The story begins in the former Czechoslovakia, with a family of teachers, intellectuals and generally freethinkers. Predictably, the Hudecs were viewed by the authorities with suspicion and, in early 1980s, Jan Sr. and his wife, Vladi, decided to get out. Jan ordered a sailboat in a kit, building it in secret at his mother’s house and, during a state-approved vacation to Yugoslavia, the couple bundled 10-month-old Jan on board and made a miserable crossing of the Adriatic. They hit shore in northern Italy, and eventually found their way to Germany, where they lived for four years until they received asylum in Canada.

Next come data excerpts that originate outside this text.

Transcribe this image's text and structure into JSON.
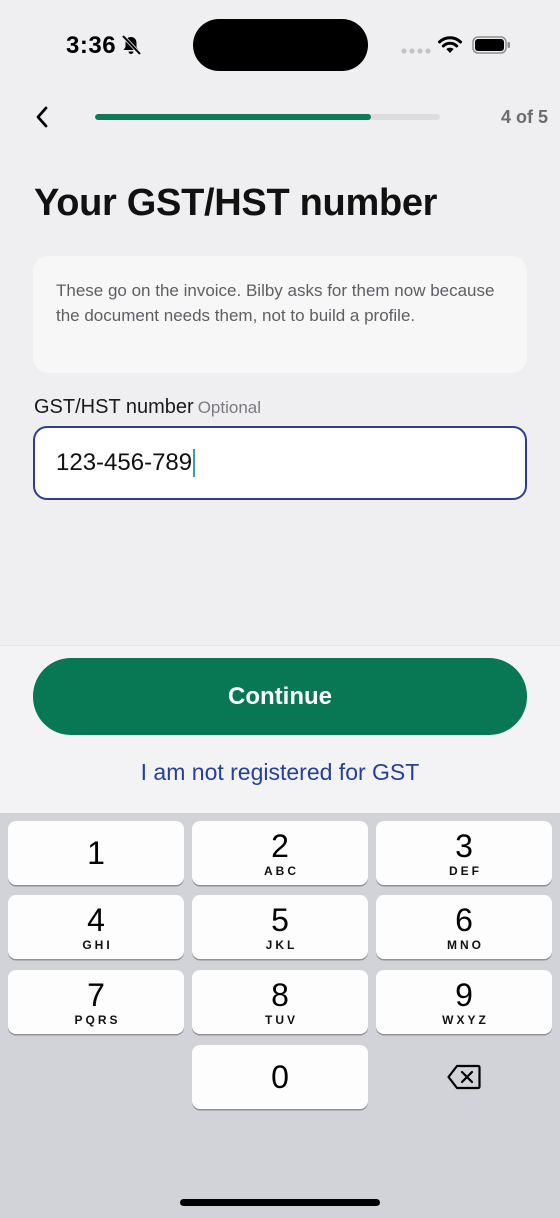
{
  "status_bar": {
    "time": "3:36"
  },
  "header": {
    "step_counter": "4 of 5",
    "progress_fraction": 0.8
  },
  "title": "Your GST/HST number",
  "info_text": "These go on the invoice. Bilby asks for them now because the document needs them, not to build a profile.",
  "field": {
    "label": "GST/HST number",
    "optional_label": "Optional",
    "value": "123-456-789"
  },
  "actions": {
    "continue_label": "Continue",
    "not_registered_label": "I am not registered for GST"
  },
  "keypad": {
    "keys": [
      {
        "digit": "1",
        "letters": ""
      },
      {
        "digit": "2",
        "letters": "ABC"
      },
      {
        "digit": "3",
        "letters": "DEF"
      },
      {
        "digit": "4",
        "letters": "GHI"
      },
      {
        "digit": "5",
        "letters": "JKL"
      },
      {
        "digit": "6",
        "letters": "MNO"
      },
      {
        "digit": "7",
        "letters": "PQRS"
      },
      {
        "digit": "8",
        "letters": "TUV"
      },
      {
        "digit": "9",
        "letters": "WXYZ"
      },
      {
        "digit": "0",
        "letters": ""
      }
    ]
  },
  "colors": {
    "accent": "#087754",
    "link": "#25409a",
    "input_border": "#2c3f91"
  },
  "icons": [
    "bell-slash-icon",
    "signal-icon",
    "wifi-icon",
    "battery-icon",
    "chevron-left-icon",
    "delete-icon"
  ]
}
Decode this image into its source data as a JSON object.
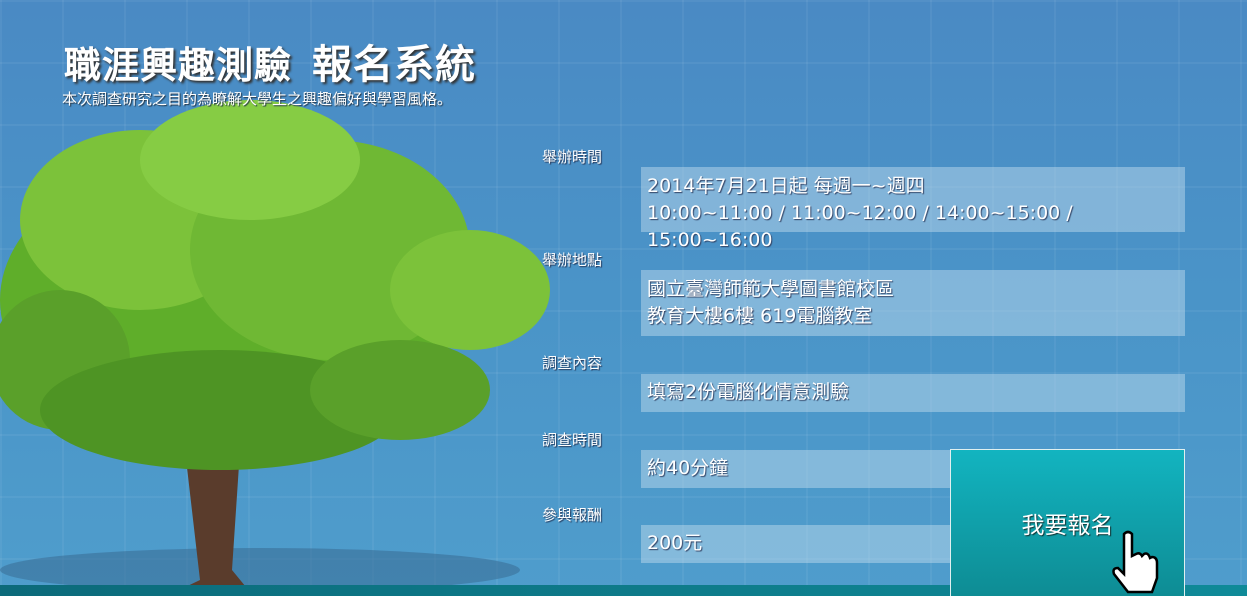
{
  "header": {
    "title_main": "職涯興趣測驗",
    "title_sub": "報名系統",
    "subtitle": "本次調查研究之目的為瞭解大學生之興趣偏好與學習風格。"
  },
  "info": [
    {
      "label": "舉辦時間",
      "lines": [
        "2014年7月21日起 每週一~週四",
        "10:00~11:00 / 11:00~12:00 / 14:00~15:00 / 15:00~16:00"
      ]
    },
    {
      "label": "舉辦地點",
      "lines": [
        "國立臺灣師範大學圖書館校區",
        "教育大樓6樓 619電腦教室"
      ]
    },
    {
      "label": "調查內容",
      "lines": [
        "填寫2份電腦化情意測驗"
      ]
    },
    {
      "label": "調查時間",
      "lines": [
        "約40分鐘"
      ]
    },
    {
      "label": "參與報酬",
      "lines": [
        "200元"
      ]
    }
  ],
  "cta": {
    "label": "我要報名"
  }
}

Hudec’s father, a ski instructor, soon found work at a community hill in Red Deer, Alta., and from there, they moved on to Banff, where both parents worked at the Mountain Ski Academy, an international school with an alpine focus. Young Jan was nothing like the kennel-bred elites with whom he plied the slopes. But he had the three ingredients one needs for success in skiing: instruction, access to a hill and desire.

That might explain why, after his brilliant race on Sunday, Hudec said he believed in his heart that skiing was what he was “meant to do.” Because his body has been trying to tell him otherwise for more than a decade. By the time he won his first World Cup race in 2007, he’d torn the anterior cruciate ligament (ACL) in his right knee three times; he tore it again for good measure in 2008, and recovered from surgery just in time to tear the ACL in his left leg. Again, Hudec battled back, and made an appearance at the 2010 Winter Games in Vancouver. But it would be three long years before he would stand on a podium—in Chamonix, France, it turned out, where he won the downhill.

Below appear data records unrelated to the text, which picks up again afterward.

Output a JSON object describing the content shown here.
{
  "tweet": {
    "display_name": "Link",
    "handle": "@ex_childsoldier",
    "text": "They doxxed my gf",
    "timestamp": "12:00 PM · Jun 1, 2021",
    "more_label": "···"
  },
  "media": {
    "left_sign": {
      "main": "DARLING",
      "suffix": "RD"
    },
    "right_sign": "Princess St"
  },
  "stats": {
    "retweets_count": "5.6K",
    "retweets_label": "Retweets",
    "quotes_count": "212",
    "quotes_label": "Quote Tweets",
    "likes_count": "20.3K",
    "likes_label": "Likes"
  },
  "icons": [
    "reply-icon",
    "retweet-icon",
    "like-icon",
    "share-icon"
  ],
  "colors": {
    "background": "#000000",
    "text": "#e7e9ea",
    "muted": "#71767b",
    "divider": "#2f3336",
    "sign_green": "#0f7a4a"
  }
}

That victory lifted spirits throughout Canada’s alpine team. Barrel-chested and blessed with an Alfred E. Neuman tooth gap, Hudec looks out of place among the swells of the alpine circuit, which, naturally, makes him an inspiration to his teammates. But there was a sense, says downhiller Erik Guay, that Hudec had turned a corner. “I could write a novel on him,” says Guay, whose history with Hudec dates back to childhood competitions in Alberta. “You just can’t put anything past him. I’ve seen him down and out in the past, not getting the results he’s wanted, coming back from an injury. Then, seemingly out of nowhere, he picks it all up and becomes capable of winning on any given day.”

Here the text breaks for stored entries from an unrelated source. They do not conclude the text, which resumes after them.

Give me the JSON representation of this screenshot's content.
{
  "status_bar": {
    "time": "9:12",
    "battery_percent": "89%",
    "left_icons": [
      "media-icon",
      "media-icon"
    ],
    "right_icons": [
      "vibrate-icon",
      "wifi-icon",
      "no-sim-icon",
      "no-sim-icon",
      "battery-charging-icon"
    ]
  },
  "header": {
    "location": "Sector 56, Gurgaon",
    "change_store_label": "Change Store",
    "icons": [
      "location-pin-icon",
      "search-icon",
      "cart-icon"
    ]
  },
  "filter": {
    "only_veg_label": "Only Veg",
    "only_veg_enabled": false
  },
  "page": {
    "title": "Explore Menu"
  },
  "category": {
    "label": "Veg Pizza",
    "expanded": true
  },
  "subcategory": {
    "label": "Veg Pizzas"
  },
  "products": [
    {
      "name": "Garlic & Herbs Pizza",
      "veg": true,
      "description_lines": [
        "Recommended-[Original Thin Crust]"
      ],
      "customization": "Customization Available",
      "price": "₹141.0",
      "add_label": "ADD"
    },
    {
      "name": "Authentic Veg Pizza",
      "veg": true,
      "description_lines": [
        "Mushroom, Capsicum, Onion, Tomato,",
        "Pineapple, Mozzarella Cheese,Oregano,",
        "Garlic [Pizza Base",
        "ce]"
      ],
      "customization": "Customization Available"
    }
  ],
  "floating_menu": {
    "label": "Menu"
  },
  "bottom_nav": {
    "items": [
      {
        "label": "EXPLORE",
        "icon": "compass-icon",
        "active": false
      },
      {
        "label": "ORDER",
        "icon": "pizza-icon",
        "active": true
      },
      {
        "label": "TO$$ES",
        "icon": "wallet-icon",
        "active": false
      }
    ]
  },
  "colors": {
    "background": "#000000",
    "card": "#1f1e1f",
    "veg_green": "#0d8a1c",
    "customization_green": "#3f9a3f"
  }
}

This time, though, it was hard to imagine him bouncing back. Numbed by cortisone shots and nerve-end blockers, Hudec had gotten back on the circuit just in time for Sochi, sacrificing all-important training runs to keep the pain around his spine at bay. As he pounded down the slushy slopes of Krasnaya Polyana on Sunday, he later admitted, he was in severe discomfort.

But he wasn’t holding back. At the first interval, he was just .22 seconds off the pace set by the eventual winner, Kjetil Jansrud of Norway. The gap widened, but never by much, and when he sailed past his lucky loonie, Hudec was tied with one of the greats of his sport, Bode Miller of the United States. The pair wound up sharing bronze, while American Andrew Weibrecht took silver, arriving .23 seconds ahead of them. How much it all meant could be measured in the pauses Hudec needed in his post-race interviews. When asked how it felt to stand before the world, the name of his family’s adopted country emblazoned on his chest, he struggled to contain his emotions. “Mine is a story of pain and sacrifice and struggle,” he says, “and I guess, in a sense, it reflects my family story. It certainly solidifies everything my parents did in coming to this country to build a better life.”

Not bad, it must be said, for a single race in a jam-packed alpine skiing season and, as he soaked up the glow of the one podium finish that made it all seem worth it, Hudec was forced to admit the obvious: Maybe this Olympics thing isn’t so bad after all.